Mount Shasta's north side receives only a fraction of the precipitation, as compared with other parts of the Mountainonly 10 inches annually, while the south side gets over 40 inches. Here, what's critical is what you don't see. The underlying contribution to the groundwater aquifer in Shasta Valley comes from several glaciers, including California's largest three-mile-long Whitney Glacier, that seep their way into underground lava tubes surfacing miles and years later.

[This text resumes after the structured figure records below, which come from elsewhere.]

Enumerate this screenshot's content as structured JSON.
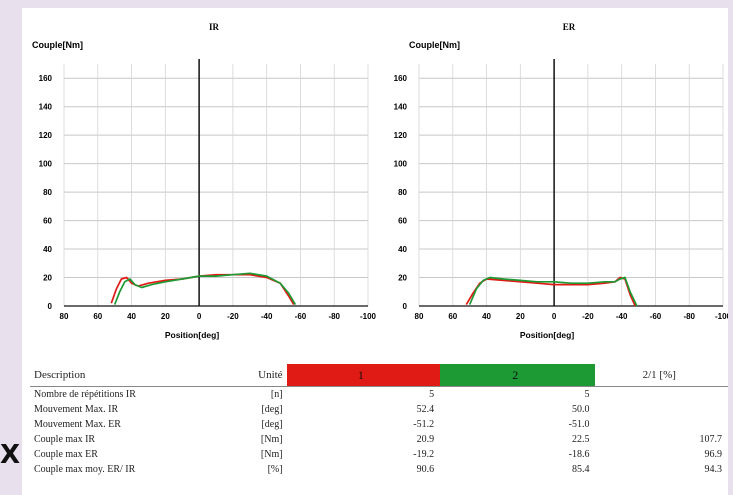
{
  "chart_data": [
    {
      "type": "line",
      "title": "IR",
      "ylabel": "Couple[Nm]",
      "xlabel": "Position[deg]",
      "x_reversed": true,
      "xlim": [
        80,
        -100
      ],
      "ylim": [
        0,
        170
      ],
      "x_ticks": [
        80,
        60,
        40,
        20,
        0,
        -20,
        -40,
        -60,
        -80,
        -100
      ],
      "x_tick_labels": [
        "80",
        "60",
        "40",
        "20",
        "0",
        "-20",
        "-40",
        "-60",
        "-80",
        "-100"
      ],
      "y_ticks": [
        0,
        20,
        40,
        60,
        80,
        100,
        120,
        140,
        160
      ],
      "y_tick_labels": [
        "0",
        "20",
        "40",
        "60",
        "80",
        "100",
        "120",
        "140",
        "160"
      ],
      "grid": true,
      "series": [
        {
          "color": "#e01a14",
          "x": [
            52,
            49,
            46,
            43,
            40,
            36,
            30,
            20,
            10,
            0,
            -10,
            -20,
            -30,
            -40,
            -48,
            -53,
            -56
          ],
          "y": [
            2,
            12,
            19,
            20,
            16,
            14,
            16,
            18,
            19,
            21,
            22,
            22,
            22,
            20,
            16,
            7,
            1
          ]
        },
        {
          "color": "#1e9a34",
          "x": [
            50,
            47,
            44,
            41,
            38,
            34,
            28,
            20,
            10,
            0,
            -10,
            -20,
            -30,
            -40,
            -48,
            -53,
            -57
          ],
          "y": [
            1,
            10,
            17,
            19,
            15,
            13,
            15,
            17,
            19,
            21,
            21,
            22,
            23,
            21,
            16,
            9,
            1
          ]
        }
      ]
    },
    {
      "type": "line",
      "title": "ER",
      "ylabel": "Couple[Nm]",
      "xlabel": "Position[deg]",
      "x_reversed": true,
      "xlim": [
        80,
        -100
      ],
      "ylim": [
        0,
        170
      ],
      "x_ticks": [
        80,
        60,
        40,
        20,
        0,
        -20,
        -40,
        -60,
        -80,
        -100
      ],
      "x_tick_labels": [
        "80",
        "60",
        "40",
        "20",
        "0",
        "-20",
        "-40",
        "-60",
        "-80",
        "-100"
      ],
      "y_ticks": [
        0,
        20,
        40,
        60,
        80,
        100,
        120,
        140,
        160
      ],
      "y_tick_labels": [
        "0",
        "20",
        "40",
        "60",
        "80",
        "100",
        "120",
        "140",
        "160"
      ],
      "grid": true,
      "series": [
        {
          "color": "#e01a14",
          "x": [
            52,
            48,
            44,
            40,
            30,
            20,
            10,
            0,
            -10,
            -20,
            -30,
            -36,
            -39,
            -42,
            -45,
            -48
          ],
          "y": [
            1,
            9,
            16,
            19,
            18,
            17,
            16,
            15,
            15,
            15,
            16,
            17,
            20,
            19,
            8,
            0
          ]
        },
        {
          "color": "#1e9a34",
          "x": [
            50,
            46,
            42,
            38,
            30,
            20,
            10,
            0,
            -10,
            -20,
            -30,
            -36,
            -39,
            -42,
            -45,
            -49
          ],
          "y": [
            1,
            12,
            18,
            20,
            19,
            18,
            17,
            17,
            16,
            16,
            17,
            17,
            19,
            20,
            10,
            0
          ]
        }
      ]
    }
  ],
  "table": {
    "headers": {
      "description": "Description",
      "unit": "Unité",
      "s1": "1",
      "s2": "2",
      "ratio": "2/1 [%]"
    },
    "rows": [
      {
        "description": "Nombre de répétitions IR",
        "unit": "[n]",
        "s1": "5",
        "s2": "5",
        "ratio": ""
      },
      {
        "description": "Mouvement Max. IR",
        "unit": "[deg]",
        "s1": "52.4",
        "s2": "50.0",
        "ratio": ""
      },
      {
        "description": "Mouvement Max. ER",
        "unit": "[deg]",
        "s1": "-51.2",
        "s2": "-51.0",
        "ratio": ""
      },
      {
        "description": "Couple max IR",
        "unit": "[Nm]",
        "s1": "20.9",
        "s2": "22.5",
        "ratio": "107.7"
      },
      {
        "description": "Couple max ER",
        "unit": "[Nm]",
        "s1": "-19.2",
        "s2": "-18.6",
        "ratio": "96.9"
      },
      {
        "description": "Couple max moy. ER/ IR",
        "unit": "[%]",
        "s1": "90.6",
        "s2": "85.4",
        "ratio": "94.3"
      }
    ]
  },
  "overlay_mark": "X",
  "colors": {
    "series1": "#e01a14",
    "series2": "#1e9a34",
    "background": "#e9e0ee"
  }
}
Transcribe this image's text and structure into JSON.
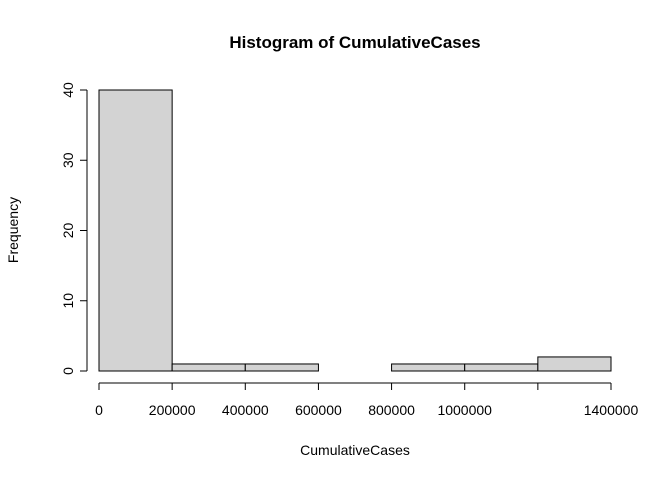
{
  "chart_data": {
    "type": "bar",
    "title": "Histogram of CumulativeCases",
    "xlabel": "CumulativeCases",
    "ylabel": "Frequency",
    "bar_color": "#d3d3d3",
    "border_color": "#000000",
    "bins": [
      {
        "start": 0,
        "end": 200000,
        "count": 40
      },
      {
        "start": 200000,
        "end": 400000,
        "count": 1
      },
      {
        "start": 400000,
        "end": 600000,
        "count": 1
      },
      {
        "start": 600000,
        "end": 800000,
        "count": 0
      },
      {
        "start": 800000,
        "end": 1000000,
        "count": 1
      },
      {
        "start": 1000000,
        "end": 1200000,
        "count": 1
      },
      {
        "start": 1200000,
        "end": 1400000,
        "count": 2
      }
    ],
    "xlim": [
      0,
      1400000
    ],
    "ylim": [
      0,
      40
    ],
    "x_ticks": [
      0,
      200000,
      400000,
      600000,
      800000,
      1000000,
      1200000,
      1400000
    ],
    "x_tick_labels": [
      "0",
      "200000",
      "400000",
      "600000",
      "800000",
      "1000000",
      "",
      "1400000"
    ],
    "y_ticks": [
      0,
      10,
      20,
      30,
      40
    ],
    "y_tick_labels": [
      "0",
      "10",
      "20",
      "30",
      "40"
    ],
    "grid": false,
    "legend": "none"
  }
}
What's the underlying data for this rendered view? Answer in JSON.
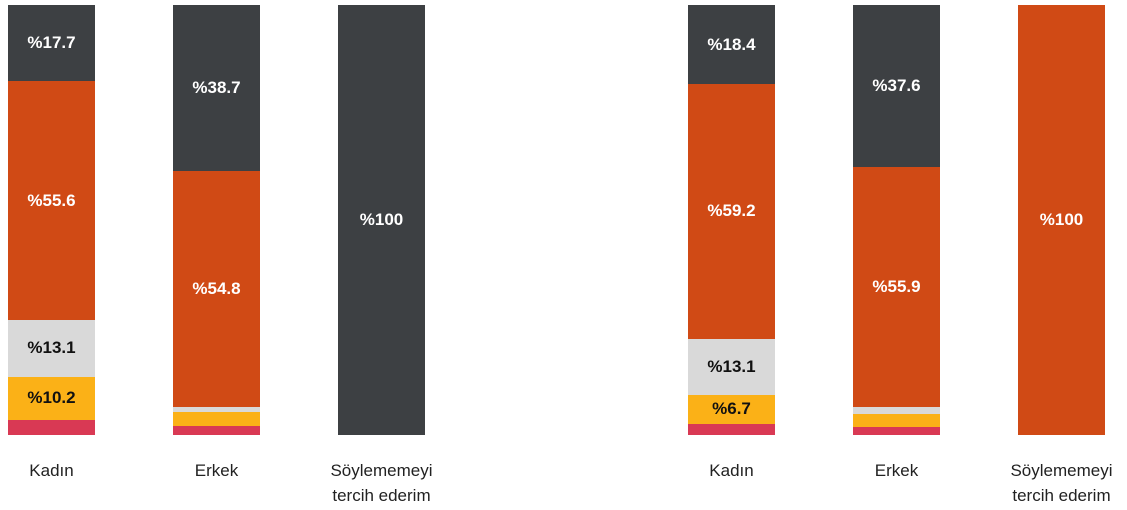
{
  "chart_data": [
    {
      "type": "stacked-bar",
      "categories": [
        "Kadın",
        "Erkek",
        "Söylememeyi tercih ederim"
      ],
      "ylim": [
        0,
        100
      ],
      "series": [
        {
          "color": "#d93954",
          "values": [
            3.4,
            2.0,
            0
          ],
          "value_labels": [
            null,
            null,
            null
          ]
        },
        {
          "color": "#fbb117",
          "values": [
            10.2,
            3.3,
            0
          ],
          "value_labels": [
            "%10.2",
            null,
            null
          ]
        },
        {
          "color": "#d9d9d9",
          "values": [
            13.1,
            1.2,
            0
          ],
          "value_labels": [
            "%13.1",
            null,
            null
          ]
        },
        {
          "color": "#d04a15",
          "values": [
            55.6,
            54.8,
            0
          ],
          "value_labels": [
            "%55.6",
            "%54.8",
            null
          ]
        },
        {
          "color": "#3d4043",
          "values": [
            17.7,
            38.7,
            100
          ],
          "value_labels": [
            "%17.7",
            "%38.7",
            "%100"
          ]
        }
      ]
    },
    {
      "type": "stacked-bar",
      "categories": [
        "Kadın",
        "Erkek",
        "Söylememeyi tercih ederim"
      ],
      "ylim": [
        0,
        100
      ],
      "series": [
        {
          "color": "#d93954",
          "values": [
            2.6,
            1.9,
            0
          ],
          "value_labels": [
            null,
            null,
            null
          ]
        },
        {
          "color": "#fbb117",
          "values": [
            6.7,
            3.0,
            0
          ],
          "value_labels": [
            "%6.7",
            null,
            null
          ]
        },
        {
          "color": "#d9d9d9",
          "values": [
            13.1,
            1.6,
            0
          ],
          "value_labels": [
            "%13.1",
            null,
            null
          ]
        },
        {
          "color": "#d04a15",
          "values": [
            59.2,
            55.9,
            100
          ],
          "value_labels": [
            "%59.2",
            "%55.9",
            "%100"
          ]
        },
        {
          "color": "#3d4043",
          "values": [
            18.4,
            37.6,
            0
          ],
          "value_labels": [
            "%18.4",
            "%37.6",
            null
          ]
        }
      ]
    }
  ]
}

As with the Medicine Lake Highlands, adequate water monitoring is rendered virtually impossible because of the extreme complexity of the subsurface hydrogeological configuration, due to the extreme porosity of the soils, the presence of fractures in the rock strata and, of course, unpredictable lava tubes. Disturbance can cause subsidence, blockage, disappearance of springs, and contamination, in what is now a miraculously working system.
Mount Shasta holds the largest total volume of ice (4.7 billion cubic feet) of any peak in California. Fallout and drift from toxic geothermal steam plumes could affect the purity of the ice and the waters that derive from it.
Seismic activity is a significant danger for miles of pipelines and well casings, reaching thousands of feet down into the deep geothermal aquifer, bringing up fluids that contain dangerous levels of arsenic, mercury, toxic hydrogen sulfide, among other noxious substances that mother earth in her wisdom committed to the deep strata. This is yet another reason why geothermal development on Mount Shasta is a bad idea. Why risk contamination right at a major source of waters?
Native American Cultural Values a prime consideration
Of all the sacred features in the mythological landscapes of our bioregion, that are invested with ten thousand years of attunement and meaning, Mount Shasta is at the pinnacle. The Mountain holds the top position, both geographically and in terms of its cultural position in the creation stories of the five surrounding Native American Tribesthe Pit River (Ajumawi), Wintu, Shasta, Karuk, and Modoc. Mount Shasta is the Home of the Creator in Native cosmology that regards landscape features as a living scripture, each with its consecrated spiritual meaning within an interconnected world. Interpretations fall far short of describing the profound Native connection with sacred places. We are talking about keeping a deep cultural dimension alive in our bioregion that is intimately tied to the land and how we experience it. For Native Americans, the Mountain is viewed as a sacred whole that must not be fragmented or desecrated in any way.
On a practical, procedural level, this translates into reactivating our awareness of the values that, in 1994, led the Keeper of the National Register of Historic Places to designate the whole of Mount Shasta, down to the 4,000 foot elevation, as a Traditional Cultural District in recognition of its value for Native American culture. Ninety percent of that designation was undone due to a private property backlash within that same year, so the now the Traditional District boundary starts at 8,000 feet, above treeline, and descends to 7,200 feet at Panther Meadows. It is clearly time to revisit that original designation, and to consider that the current boundary does not reflect the area and level of significance of Mount Shasta. Another goal is to create a cultural management plan for Mount Shasta that reflects protective traditional land care practices.